Pirates lineup gets jolt from ex-Indians Lonnie Chisenhall, Erik Gonzalez
Twenty-two percent of the Pittsburgh Pirates’ 2019 projected opening day lineup was imported during the offseason down Interstate 76.
Barring injury or an unexpected spring roster move, Lonnie Chisenhall and Erik Gonzalez are expected to be the names manager Clint Hurdle writes in at right field and shortstop, respectively, when the Pirates begin the regular season at Cincinnati.
Each spent last season with the Cleveland Indians. Chisenhall signed with the Pirates as a free agent in November, and Gonzalez came over in a five-player trade earlier that month.
“Me and Chisenhall had a good relationship on the Indians,” Gonzalez said at PiratesFest. “I’ve known him (for) years, and I‘ve talked to him everywhere about the game and I think he’s going to be like a go-to man for me right here because I know him, and I’m so glad he’s here with me now, too.”
Chisenhall and Gonzalez are at different stages in their careers, and each inherits a likely starting gig in Pittsburgh under a different circumstance.
For the 30-year-old Chisenhall, his full-time spot in front of the Clemente Wall is expected to be temporary. The hole there figures to last about a month or two until Gregory Polanco can return from September surgery on his left shoulder.
Signing with the Pirates gives Chisenhall a chance to play every day and re-establish himself as a major league regular after injuries limited him to 111 games the past two seasons. The majority of the missed games were because of his calves.
“The worst part is there’s still no definitive (reason) why (the calf injuries) happened,” Chisenhall said. “But right now, since it healed completely in August, I feel great. I haven’t had an offseason like this since probably three years ago, before the first injury in ’17. So I feel good.”
Chisenhall had quality production when he was able to play over the past three seasons: .291 average, .815 OPS and 21 home runs in 705 at-bats. If he can match that this season, Chisenhall not only would make the early absence of Polanco palatable, it also would give the Pirates a steady left-handed bat that can fill in at the corner infield and outfield positions.
Going into a season under a one-year contract (worth $2.75 million), Chisenhall has a financial incentive to revitalize his career.
“There has been not even a sign of how I felt in the (recent) past,” he said. “Last offseason was a struggle even preparing for last season. … I feel good about where I am now, and I am pretty sure (the calf-injury issues) are in the rearview mirror.”
Gonzalez comes to Pittsburgh with a full season’s worth of MLB game experience (162) but with starts in just 57 of those games. He and the Pirates maintain the lack of extensive playing time had more to do with the star-caliber players in front of him in Cleveland than Gonzalez’s abilities.
Indians shortstop Francisco Lindor is one of the game’s best, and he tied with Cleveland third baseman Jose Ramirez for the eighth-best Wins Above Replacement (7.9) in the majors last season.

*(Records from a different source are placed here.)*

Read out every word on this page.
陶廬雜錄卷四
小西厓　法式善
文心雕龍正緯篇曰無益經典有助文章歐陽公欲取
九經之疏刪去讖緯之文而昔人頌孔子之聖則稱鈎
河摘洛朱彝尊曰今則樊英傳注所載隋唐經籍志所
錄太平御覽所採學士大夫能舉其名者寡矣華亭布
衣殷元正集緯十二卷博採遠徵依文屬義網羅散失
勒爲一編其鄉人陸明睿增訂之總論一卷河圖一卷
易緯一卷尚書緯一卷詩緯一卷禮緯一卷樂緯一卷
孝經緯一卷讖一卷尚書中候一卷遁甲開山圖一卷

At second base is a two-time All-Star in Jason Kipnis.
“It will be great to see him maybe be on little bigger stage (because) it’s been tough to be behind those guys,” Chisenhall said. “He’s a great player, a very hard worker.”
Gonzalez described playing with Lindor and Gonzalez as “a joy,” but he’s been all the more joyous since the trade.
“I am thankful for the Indians because they gave me an opportunity to sign and gave me an opportunity in the big leagues,” Gonzalez said. “But I need to play baseball. That’s why I am in the big leagues because I want to play baseball.”
Like longtime teammate Chisenhall, he’s in line to get that chance on a daily basis for the Pirates.